Em segundo lugar, surpreende encontrarmos espaço na sociedade para que um dos candidatos ao governo municipal em Curitiba anuncie na campanha que vomitou logo depois que deu carona a um pobre que fedia. Essa desqualificação do ser humano é incompatível com a dignidade que a assistência social tem o dever de resgatar e promover. Associar a imagem do pobre a algo intolerável introduz a proposta subliminar de que só resta à sociedade vomitá-lo. Não se perguntou ao pobre da carona se ele também vomitou por causa do perfume do candidato ou se não vomitou porque não tinha nada no estômago.  Desta forma, estamos criando uma sociedade de segregados, com ricos que só vomitam quando estão de ressaca e aqueles que devem ser mantidos à margem porque nosso aparelho digestivo pessoal e social não pode conviver com eles.

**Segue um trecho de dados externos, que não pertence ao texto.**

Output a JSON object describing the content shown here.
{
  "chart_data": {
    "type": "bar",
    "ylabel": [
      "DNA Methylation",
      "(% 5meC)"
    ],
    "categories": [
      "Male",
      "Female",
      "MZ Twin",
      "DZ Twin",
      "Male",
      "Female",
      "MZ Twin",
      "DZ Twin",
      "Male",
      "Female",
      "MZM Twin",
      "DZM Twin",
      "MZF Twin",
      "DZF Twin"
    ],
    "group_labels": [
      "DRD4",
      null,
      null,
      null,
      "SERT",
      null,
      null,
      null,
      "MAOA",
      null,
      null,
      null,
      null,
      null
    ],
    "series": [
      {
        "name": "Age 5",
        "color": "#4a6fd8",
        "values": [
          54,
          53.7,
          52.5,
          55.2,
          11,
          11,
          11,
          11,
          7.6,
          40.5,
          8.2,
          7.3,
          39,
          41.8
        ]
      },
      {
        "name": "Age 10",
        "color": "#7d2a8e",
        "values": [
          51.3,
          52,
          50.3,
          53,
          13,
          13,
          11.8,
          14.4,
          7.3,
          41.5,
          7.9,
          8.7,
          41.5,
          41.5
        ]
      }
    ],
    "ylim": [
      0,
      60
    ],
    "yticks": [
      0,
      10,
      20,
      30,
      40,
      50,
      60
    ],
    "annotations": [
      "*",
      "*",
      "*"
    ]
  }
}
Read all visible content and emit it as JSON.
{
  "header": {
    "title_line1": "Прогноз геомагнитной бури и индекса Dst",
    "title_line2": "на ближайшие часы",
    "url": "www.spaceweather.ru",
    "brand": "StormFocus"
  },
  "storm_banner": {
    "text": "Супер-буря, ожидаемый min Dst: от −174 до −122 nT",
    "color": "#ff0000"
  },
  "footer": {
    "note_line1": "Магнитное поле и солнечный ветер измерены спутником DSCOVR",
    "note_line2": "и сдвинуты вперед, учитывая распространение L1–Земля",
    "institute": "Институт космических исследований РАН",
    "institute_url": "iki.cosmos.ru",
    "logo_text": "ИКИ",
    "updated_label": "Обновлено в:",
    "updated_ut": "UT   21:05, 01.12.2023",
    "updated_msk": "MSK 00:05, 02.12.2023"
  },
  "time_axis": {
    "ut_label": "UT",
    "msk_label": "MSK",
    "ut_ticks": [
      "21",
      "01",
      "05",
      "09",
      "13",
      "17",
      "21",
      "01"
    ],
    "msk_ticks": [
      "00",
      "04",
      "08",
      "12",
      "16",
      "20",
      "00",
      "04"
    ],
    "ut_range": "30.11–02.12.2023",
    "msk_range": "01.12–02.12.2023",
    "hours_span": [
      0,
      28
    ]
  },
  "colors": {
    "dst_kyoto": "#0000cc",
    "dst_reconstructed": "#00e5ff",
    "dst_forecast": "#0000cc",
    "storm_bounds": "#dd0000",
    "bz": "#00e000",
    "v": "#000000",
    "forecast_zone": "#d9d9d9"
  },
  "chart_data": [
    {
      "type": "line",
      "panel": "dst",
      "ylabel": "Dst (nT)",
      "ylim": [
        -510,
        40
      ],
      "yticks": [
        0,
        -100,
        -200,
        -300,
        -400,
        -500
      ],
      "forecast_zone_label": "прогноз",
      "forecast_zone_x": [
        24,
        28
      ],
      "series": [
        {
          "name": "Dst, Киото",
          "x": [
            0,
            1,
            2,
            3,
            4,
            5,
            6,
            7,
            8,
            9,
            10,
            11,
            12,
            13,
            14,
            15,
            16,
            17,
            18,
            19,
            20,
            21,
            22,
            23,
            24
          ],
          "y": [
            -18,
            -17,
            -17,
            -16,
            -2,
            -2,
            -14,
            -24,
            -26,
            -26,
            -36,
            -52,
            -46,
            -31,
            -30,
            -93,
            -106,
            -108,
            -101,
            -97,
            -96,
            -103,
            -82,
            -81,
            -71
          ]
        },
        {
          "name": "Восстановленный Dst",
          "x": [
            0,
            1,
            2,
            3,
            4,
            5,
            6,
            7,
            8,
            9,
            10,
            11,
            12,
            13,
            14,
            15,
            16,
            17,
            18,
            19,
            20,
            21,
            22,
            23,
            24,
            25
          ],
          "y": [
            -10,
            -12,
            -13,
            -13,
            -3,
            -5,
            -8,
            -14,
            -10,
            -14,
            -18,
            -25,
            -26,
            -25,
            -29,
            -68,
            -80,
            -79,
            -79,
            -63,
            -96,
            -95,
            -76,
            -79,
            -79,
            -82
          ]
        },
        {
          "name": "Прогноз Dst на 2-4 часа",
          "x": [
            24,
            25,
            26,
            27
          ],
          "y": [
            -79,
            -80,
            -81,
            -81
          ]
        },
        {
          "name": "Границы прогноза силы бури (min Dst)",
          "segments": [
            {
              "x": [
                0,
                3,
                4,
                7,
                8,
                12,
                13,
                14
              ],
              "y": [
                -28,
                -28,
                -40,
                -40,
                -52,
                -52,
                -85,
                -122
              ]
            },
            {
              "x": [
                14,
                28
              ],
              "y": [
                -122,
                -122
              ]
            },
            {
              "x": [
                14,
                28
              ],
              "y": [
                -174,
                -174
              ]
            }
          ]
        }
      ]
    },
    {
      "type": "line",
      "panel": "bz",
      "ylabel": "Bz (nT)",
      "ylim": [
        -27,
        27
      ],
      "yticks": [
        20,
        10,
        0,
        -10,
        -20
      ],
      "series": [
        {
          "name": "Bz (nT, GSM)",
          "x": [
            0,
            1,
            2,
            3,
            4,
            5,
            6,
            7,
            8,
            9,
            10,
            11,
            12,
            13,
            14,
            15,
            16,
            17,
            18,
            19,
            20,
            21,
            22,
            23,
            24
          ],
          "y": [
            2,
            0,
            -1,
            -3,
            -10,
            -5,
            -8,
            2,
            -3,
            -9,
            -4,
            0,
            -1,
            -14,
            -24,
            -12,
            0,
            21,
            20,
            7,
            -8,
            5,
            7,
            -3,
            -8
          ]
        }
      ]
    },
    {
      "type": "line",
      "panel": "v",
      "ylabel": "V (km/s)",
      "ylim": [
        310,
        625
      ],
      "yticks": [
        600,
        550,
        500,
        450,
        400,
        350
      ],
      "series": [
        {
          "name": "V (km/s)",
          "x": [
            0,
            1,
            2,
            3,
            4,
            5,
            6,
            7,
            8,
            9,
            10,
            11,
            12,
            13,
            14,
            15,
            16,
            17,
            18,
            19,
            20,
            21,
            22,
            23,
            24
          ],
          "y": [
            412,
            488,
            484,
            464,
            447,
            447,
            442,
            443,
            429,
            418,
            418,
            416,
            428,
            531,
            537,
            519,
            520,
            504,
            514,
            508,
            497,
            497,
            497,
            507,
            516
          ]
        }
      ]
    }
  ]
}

Em terceiro lugar, vemos a proposta do governo do Estado do Rio de Janeiro decretar a extinção da Secretaria de Desenvolvimento e Assistência Social e transformá-la em um departamento da Secretaria de Saúde. Afinal, para que gastar tanto dinheiro com os pobres, já que o Estado tem outras prioridades como pagar os serviços da dívida e desapropriar a ilha do dono do condomínio onde tem uma mansão o ex- governador Sérgio Cabral? Simplesmente uma questão de prioridades, pagar os credores e matar a cidadania é o que bruxa anuncia em todo o país.

Na semana que se comemorou o centenário do Dr. Ulysses Guimarães, o governo insistiu em cortar e depois congelar por 20 anos os gastos nas áreas de saúde, educação e assistência, todas elas subfinanciadas, em comparação inclusive com países mais pobres. Só em relação à saúde, estudo retrospectivo do Grupo Técnico Interinstitucional do Financiamento do SUS aponta que as perdas chegariam a 135 bilhões, caso esta regra estivesse em vigor no período de 2003 – 2015. A não regressão nos aportes orçamentários para cumprir com as obrigações em relação à manutenção da rede de proteção social e garantia dos direitos sociais é um dos pilares da nossa Constituição, que não pode ser descumprido.

“A constituição certamente não é perfeita. ela própria o confessa, ao admitir a reforma. Quanto a ela, discordar sim, divergir sim, descumprir jamais. Afrontá-la nunca. Traidor da constituição é traidor da pátria”, dizia Ulysses.

A sociedade brasileira, que lutou nestas três últimas décadas para colocar a cidadania como valor central da sua recente democracia, assiste boquiaberta ao desmonte da Ordem Social, capítulo mais inovador da Constituição Federal de 1988. Alguns creem que isso não lhe diz respeito, afinal estão no topo da pirâmide social. Outros se preocupam apenas com o aumento do tempo de contribuição para suas aposentadorias. Esquecem que a proposta de desvinculação dos benefícios sociais do salário mínimo será o golpe mortal no projeto de ter uma sociedade com menos pobreza e, fundamentalmente, menos desigualdade. Afinal, hoje podemos nos orgulhar de não ter pedintes idosos nas ruas das cidades, pois oito de cada dez idosos são beneficiários de programas sociais, aposentadorias e pensões. Eles são arrimo de família e movimentam a economia local com seu benefício de um salário mínimo, cuja correção acima da inflação foi o maior fator na redução da desigualdade que experimentamos nos últimos anos.

Se não pararmos a escalada da desmontagem da arquitetura dos direitos sociais estaremos condenados à barbárie e ao autoritarismo, já que a sociedade brasileira não autorizou o governo atual a proceder este retrocesso, mesmo que os representantes no Congresso, que só representam a si mesmo, estejam avalizando tais medidas. A expectativa de que estas medidas reduzam a vulnerabilidade da economia é pífia, embora aumentem a confiança do mercado financeiro de que o governo está aí para defender seus interesses; mas a certeza que a morte da cidadania que começa hoje pelo desmonte dos direitos sociais evoluirá para os direitos e liberdades fundamentais de todos os brasileiros é a grande bruxa que paira sobre nós.